Ponerorchis papilionacea

Scientific classification
- Kingdom: Plantae
- Clade: Tracheophytes
- Clade: Angiosperms
- Clade: Monocots
- Order: Asparagales
- Family: Orchidaceae
- Subfamily: Orchidoideae
- Genus: Ponerorchis
- Species: P. papilionacea
- Binomial name: Ponerorchis papilionacea (Tang, F.T.Wang & K.Y.Lang) X.H.Jin, Schuit. & W.T.Jin
- Synonyms: Amitostigma papilionaceum Tang, F.T.Wang & K.Y.Lang ;

= Ponerorchis papilionacea =

- Authority: (Tang, F.T.Wang & K.Y.Lang) X.H.Jin, Schuit. & W.T.Jin

Species of flowering plant

Ponerorchis papilionacea is a species of flowering plant in the family Orchidaceae, native to south-central China (north-west Sichuan). Plants of the World Online considers it an unplaced taxon – "names that cannot be accepted, nor can they be put into synonymy."

==Taxonomy==
The species was first described in 1982 as Amitostigma papilionaceum.
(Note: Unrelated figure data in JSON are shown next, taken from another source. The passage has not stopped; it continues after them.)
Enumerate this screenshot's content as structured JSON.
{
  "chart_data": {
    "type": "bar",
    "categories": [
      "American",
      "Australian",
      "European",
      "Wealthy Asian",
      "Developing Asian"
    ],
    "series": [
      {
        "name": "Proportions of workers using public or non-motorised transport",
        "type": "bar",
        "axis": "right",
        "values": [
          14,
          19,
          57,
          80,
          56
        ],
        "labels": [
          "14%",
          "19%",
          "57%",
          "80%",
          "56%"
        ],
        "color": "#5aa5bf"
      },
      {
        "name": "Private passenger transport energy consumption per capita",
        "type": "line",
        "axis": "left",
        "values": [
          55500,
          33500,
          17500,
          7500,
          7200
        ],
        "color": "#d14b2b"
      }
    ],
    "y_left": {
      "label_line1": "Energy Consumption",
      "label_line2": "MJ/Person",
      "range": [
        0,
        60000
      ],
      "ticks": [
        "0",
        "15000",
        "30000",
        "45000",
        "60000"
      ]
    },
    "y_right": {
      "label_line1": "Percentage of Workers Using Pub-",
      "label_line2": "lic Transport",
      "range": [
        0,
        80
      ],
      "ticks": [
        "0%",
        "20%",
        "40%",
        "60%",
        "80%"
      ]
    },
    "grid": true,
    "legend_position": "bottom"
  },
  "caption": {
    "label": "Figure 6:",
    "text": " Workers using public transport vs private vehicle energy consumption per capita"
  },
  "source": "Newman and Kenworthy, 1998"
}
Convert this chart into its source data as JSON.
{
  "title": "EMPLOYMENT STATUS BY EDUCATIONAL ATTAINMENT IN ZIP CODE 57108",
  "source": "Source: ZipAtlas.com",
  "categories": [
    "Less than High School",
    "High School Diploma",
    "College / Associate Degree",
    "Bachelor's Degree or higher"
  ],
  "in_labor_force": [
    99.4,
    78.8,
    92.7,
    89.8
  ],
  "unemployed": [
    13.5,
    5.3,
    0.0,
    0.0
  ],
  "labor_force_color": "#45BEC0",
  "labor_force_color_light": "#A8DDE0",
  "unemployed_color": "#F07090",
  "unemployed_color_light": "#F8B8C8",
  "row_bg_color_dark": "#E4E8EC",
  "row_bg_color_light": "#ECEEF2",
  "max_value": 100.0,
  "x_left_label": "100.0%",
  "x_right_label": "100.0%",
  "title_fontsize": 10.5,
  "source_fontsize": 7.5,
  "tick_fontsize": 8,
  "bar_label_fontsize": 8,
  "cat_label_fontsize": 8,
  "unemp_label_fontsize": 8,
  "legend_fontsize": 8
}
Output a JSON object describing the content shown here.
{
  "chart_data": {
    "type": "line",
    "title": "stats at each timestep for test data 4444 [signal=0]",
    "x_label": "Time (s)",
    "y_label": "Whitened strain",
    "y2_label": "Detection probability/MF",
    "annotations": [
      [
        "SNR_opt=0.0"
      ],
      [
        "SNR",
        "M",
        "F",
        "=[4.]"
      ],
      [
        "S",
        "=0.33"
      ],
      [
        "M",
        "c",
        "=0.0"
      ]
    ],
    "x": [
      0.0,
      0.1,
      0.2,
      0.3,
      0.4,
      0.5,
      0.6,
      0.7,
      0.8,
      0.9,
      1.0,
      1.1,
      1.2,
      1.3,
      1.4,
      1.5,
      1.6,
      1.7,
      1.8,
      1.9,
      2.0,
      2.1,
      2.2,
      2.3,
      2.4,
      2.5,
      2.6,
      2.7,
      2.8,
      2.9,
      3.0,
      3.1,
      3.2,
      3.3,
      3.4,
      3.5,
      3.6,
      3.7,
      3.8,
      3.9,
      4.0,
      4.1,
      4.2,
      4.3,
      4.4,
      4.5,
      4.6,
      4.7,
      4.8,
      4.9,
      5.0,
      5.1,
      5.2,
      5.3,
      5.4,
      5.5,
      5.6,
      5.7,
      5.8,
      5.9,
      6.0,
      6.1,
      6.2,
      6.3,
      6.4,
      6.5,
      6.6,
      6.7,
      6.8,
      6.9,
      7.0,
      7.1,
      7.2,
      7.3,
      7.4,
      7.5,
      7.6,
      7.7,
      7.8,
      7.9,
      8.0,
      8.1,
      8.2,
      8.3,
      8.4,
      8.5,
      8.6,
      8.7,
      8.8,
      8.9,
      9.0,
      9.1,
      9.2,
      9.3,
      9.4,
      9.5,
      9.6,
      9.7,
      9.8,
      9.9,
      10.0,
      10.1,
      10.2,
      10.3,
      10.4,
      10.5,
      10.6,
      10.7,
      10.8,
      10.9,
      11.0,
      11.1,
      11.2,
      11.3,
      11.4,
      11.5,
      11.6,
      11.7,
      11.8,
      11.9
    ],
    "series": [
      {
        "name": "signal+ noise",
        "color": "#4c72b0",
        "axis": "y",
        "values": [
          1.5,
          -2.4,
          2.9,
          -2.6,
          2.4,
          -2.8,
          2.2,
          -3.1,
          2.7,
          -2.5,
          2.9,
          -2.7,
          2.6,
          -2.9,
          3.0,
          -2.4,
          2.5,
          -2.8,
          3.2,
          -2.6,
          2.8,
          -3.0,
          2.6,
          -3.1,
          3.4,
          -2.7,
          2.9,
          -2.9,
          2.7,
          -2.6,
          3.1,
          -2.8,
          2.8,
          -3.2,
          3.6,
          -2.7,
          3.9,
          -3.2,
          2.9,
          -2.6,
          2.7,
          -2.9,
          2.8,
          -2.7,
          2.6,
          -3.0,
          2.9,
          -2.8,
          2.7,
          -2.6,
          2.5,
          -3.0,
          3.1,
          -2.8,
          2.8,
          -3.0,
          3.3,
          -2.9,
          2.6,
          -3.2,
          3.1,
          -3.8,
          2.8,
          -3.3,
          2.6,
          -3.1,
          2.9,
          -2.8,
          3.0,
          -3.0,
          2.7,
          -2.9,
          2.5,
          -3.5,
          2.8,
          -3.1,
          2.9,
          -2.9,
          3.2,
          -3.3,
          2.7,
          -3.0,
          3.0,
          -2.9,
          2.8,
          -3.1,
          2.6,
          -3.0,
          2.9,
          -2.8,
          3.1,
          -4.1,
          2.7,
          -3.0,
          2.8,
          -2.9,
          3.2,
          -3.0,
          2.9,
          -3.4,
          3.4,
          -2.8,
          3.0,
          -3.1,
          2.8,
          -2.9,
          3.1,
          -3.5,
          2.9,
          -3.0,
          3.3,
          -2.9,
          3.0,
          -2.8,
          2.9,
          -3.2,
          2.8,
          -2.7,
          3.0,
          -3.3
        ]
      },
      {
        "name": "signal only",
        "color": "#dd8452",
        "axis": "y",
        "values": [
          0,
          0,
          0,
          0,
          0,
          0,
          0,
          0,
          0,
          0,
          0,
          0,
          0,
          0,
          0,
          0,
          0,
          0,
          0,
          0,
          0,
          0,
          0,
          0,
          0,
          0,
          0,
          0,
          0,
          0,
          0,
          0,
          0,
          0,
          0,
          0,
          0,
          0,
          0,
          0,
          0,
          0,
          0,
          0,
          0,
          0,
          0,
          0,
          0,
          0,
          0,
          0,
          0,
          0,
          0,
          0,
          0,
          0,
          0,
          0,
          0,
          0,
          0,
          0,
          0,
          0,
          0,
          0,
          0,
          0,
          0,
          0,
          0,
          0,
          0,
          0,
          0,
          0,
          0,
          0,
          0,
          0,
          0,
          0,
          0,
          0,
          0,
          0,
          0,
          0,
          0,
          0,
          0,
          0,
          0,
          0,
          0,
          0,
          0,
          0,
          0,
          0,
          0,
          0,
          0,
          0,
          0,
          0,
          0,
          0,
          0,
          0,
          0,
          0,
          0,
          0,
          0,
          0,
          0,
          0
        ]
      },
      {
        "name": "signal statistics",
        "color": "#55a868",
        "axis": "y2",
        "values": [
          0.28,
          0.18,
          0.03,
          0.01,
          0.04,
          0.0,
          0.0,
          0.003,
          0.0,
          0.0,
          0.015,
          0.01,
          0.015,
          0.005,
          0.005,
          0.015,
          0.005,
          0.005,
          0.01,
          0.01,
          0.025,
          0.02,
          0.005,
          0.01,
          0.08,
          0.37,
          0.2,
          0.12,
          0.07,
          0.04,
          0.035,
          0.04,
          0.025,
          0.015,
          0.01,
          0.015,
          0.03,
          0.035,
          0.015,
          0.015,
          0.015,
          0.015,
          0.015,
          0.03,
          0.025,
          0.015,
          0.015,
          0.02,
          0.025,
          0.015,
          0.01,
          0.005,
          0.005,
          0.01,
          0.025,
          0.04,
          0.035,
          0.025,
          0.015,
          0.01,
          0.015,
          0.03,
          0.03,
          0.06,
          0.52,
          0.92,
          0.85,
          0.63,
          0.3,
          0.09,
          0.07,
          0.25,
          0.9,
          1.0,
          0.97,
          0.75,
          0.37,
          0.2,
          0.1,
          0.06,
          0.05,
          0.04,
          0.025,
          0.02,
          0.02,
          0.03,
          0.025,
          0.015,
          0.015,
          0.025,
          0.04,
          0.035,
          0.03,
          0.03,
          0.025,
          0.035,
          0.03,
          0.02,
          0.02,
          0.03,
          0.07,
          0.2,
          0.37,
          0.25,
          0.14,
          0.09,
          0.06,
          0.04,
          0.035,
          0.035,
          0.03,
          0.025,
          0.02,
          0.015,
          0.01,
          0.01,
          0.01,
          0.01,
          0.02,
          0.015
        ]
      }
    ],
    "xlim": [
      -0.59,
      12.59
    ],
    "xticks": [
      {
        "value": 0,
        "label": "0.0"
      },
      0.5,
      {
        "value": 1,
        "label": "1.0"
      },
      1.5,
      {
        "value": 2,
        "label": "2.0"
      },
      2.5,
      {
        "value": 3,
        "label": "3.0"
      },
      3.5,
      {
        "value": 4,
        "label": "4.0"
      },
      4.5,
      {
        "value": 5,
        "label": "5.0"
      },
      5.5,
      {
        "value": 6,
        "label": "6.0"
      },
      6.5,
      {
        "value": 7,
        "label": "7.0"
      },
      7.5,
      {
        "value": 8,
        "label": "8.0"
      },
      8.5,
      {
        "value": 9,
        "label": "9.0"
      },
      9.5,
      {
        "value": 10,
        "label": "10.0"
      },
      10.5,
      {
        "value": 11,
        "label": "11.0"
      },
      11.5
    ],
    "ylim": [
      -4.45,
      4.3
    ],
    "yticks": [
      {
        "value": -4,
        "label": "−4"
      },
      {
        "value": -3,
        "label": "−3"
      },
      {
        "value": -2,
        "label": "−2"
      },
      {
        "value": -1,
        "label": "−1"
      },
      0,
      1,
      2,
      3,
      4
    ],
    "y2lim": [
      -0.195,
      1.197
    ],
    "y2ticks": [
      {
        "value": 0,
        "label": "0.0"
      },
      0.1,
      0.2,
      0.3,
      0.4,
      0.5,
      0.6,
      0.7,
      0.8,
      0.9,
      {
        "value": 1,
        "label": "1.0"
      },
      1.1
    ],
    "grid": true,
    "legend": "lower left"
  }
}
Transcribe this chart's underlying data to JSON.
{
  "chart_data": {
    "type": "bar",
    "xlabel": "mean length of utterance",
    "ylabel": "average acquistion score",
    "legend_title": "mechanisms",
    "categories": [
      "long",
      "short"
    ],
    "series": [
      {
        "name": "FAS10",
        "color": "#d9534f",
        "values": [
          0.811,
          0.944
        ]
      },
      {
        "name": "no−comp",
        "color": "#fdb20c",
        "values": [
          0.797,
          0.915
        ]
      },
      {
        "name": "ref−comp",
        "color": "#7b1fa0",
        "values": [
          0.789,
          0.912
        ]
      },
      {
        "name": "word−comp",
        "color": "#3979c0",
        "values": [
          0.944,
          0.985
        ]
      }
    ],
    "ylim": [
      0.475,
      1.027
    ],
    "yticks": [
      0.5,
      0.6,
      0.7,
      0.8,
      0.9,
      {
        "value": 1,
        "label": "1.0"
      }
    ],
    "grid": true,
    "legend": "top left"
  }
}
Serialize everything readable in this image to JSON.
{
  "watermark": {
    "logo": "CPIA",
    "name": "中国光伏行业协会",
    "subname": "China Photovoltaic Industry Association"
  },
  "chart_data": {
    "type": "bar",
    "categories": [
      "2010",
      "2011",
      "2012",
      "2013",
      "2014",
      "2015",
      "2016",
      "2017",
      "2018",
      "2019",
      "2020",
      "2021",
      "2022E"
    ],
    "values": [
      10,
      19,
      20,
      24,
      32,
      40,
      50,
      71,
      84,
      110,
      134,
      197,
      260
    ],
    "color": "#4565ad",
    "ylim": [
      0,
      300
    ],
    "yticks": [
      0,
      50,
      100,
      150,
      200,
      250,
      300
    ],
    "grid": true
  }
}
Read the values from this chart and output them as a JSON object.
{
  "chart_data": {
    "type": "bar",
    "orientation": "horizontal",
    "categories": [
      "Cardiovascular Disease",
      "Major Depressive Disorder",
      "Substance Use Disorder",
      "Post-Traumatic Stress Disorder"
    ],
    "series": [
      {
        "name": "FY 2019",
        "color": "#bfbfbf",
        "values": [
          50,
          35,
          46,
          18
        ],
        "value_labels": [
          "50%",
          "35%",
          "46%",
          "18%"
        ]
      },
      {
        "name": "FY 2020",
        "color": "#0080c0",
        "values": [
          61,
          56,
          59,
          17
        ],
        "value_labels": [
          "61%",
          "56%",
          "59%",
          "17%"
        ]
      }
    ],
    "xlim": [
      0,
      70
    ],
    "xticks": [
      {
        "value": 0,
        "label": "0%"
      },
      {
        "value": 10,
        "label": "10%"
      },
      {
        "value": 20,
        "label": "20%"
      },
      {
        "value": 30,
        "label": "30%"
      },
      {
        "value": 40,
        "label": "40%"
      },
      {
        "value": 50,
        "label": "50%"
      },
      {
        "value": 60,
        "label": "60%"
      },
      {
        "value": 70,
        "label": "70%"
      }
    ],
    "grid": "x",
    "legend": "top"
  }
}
A molecular phylogenetic study in 2014 found that species of Amitostigma, Neottianthe and Ponerorchis were mixed together in a single clade, making none of the three genera monophyletic as then circumscribed. Amitostigma and Neottianthe were subsumed into Ponerorchis, with this species becoming Ponerorchis papilionacea. The genus Ponerorchis has now been synonymized with the genus Hemipilia, but the species name is now considered unplaced.